Viswanath, Professor of Health Communication in the Department of Social and Behavioral Sciences at Harvard T.H Chan School of Public Health and director of the Indian Research Center, pointed out that the number one problem is density. He said India is one of the densest countries in the world. “Not just in the street – where you are in a compressed area, and people press against each other – but in the way, that housing is structured. “It is not unusual for more than one family(ies) with multiple generations, to live together. This makes it difficult to follow physical distancing mandates,” he explained. “Healthcare is another major challenge. Those who are well-off can access advanced, solid care. But in general, the health infrastructure, including public health is inadequate.” The professor attributed the COVID-19 spikes to high rates of comorbid conditions such as diabetes and heart diseases.

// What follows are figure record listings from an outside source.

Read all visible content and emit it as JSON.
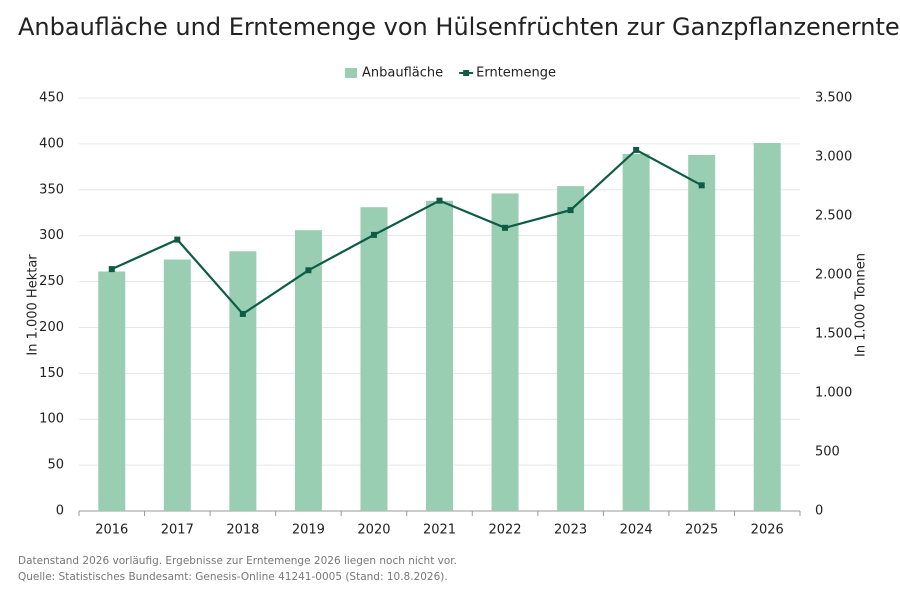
{
  "chart_data": {
    "type": "bar",
    "title": "Anbaufläche und Erntemenge von Hülsenfrüchten zur Ganzpflanzenernte",
    "categories": [
      "2016",
      "2017",
      "2018",
      "2019",
      "2020",
      "2021",
      "2022",
      "2023",
      "2024",
      "2025",
      "2026"
    ],
    "series": [
      {
        "name": "Anbaufläche",
        "type": "bar",
        "color": "#99ceb3",
        "values": [
          261,
          274,
          283,
          306,
          331,
          338,
          346,
          354,
          389,
          388,
          401
        ]
      },
      {
        "name": "Erntemenge",
        "type": "line",
        "axis": "y2",
        "color": "#0e5c45",
        "values": [
          2050,
          2300,
          1670,
          2040,
          2340,
          2630,
          2400,
          2550,
          3060,
          2760,
          null
        ]
      }
    ],
    "ylabel": "In 1.000 Hektar",
    "y2label": "In 1.000 Tonnen",
    "ylim": [
      0,
      450
    ],
    "yticks": [
      0,
      50,
      100,
      150,
      200,
      250,
      300,
      350,
      400,
      450
    ],
    "y2lim": [
      0,
      3500
    ],
    "y2ticks": [
      0,
      500,
      {
        "value": 1000,
        "label": "1.000"
      },
      {
        "value": 1500,
        "label": "1.500"
      },
      {
        "value": 2000,
        "label": "2.000"
      },
      {
        "value": 2500,
        "label": "2.500"
      },
      {
        "value": 3000,
        "label": "3.000"
      },
      {
        "value": 3500,
        "label": "3.500"
      }
    ],
    "grid": true,
    "legend": "top",
    "notes": [
      "Datenstand 2026 vorläufig. Ergebnisse zur Erntemenge 2026 liegen noch nicht vor.",
      "Quelle: Statistisches Bundesamt: Genesis-Online 41241-0005 (Stand: 10.8.2026)."
    ]
  }
}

Laxminarayant had pointed out India’s weak surveillance system for reporting diseases. “So we won’t actually get to observe rural cases or deaths, because if someone who is poor in a village is dying of respiratory distress, it won’t record. It won’t show up in any sort of death statistic; only around a fifth of India’s deaths are actually certified and recorded. The remainder has no official cause of death, so we won’t even know what’s happening on the health side.” Laxinarayan said.
Jayaprakash Muliyil, an epidemiologist at the Christian Medical College in Vellore Tamil Nadu, has also been advising the Indian government on COVID19 surveillance. He helped the government design the first sero-surveillance survey of 26,400 people, to estimate the proportion of the population with viral antibodies. In an interview with Nature, Muliyil said COVID19 is spreading much faster in India, and the infection rates are higher. He pointed out that the epidemic is growing very rapidly in cities as people are going out and taking fewer precautions to protect themselves. “The whole trajectory of the infection is moving upwards more sharply than in many other countries,” Muliyil said. “What happened in many Western countries is that when a big city like London was affected, other cities reacted strongly and reduced transmission. So, everywhere else, the doubling time got longer, but in some Indian cities, it is short.”
In the past two months, cities such as Mumbai, Kolkata, Chennai and Ahmedabad had emerged as COVID-19 hotspots. Now, new hotspots have emerged in villages, and this is a ‘worry’. Livemint highlighted that Valad, a remote village, in Kerala has 236 people positive for COVID19. In Katapali village in eastern Odisha, about 200 people were infected, and the area was put under lockdown for almost 50 days before the outbreak was controlled. Authorities said many villagers who were asymptomatic were afraid to be tested over concerns they would be forced to leave their families to be quarantined in the local COVID19 care centre.
Jyoti Ranjan Pradhan, administrative officer of the Bargarh district, revealed that authorities struggled to check the spread of COVID19 in the village with its overcrowded houses in narrow lanes. Pradhan said the village is similar to an urban slum, where it is a challenge to provide support to the people.
Now the government is challenged by emerging rural hotspots, where healthcare infrastructure is fragile, and living conditions are already difficult.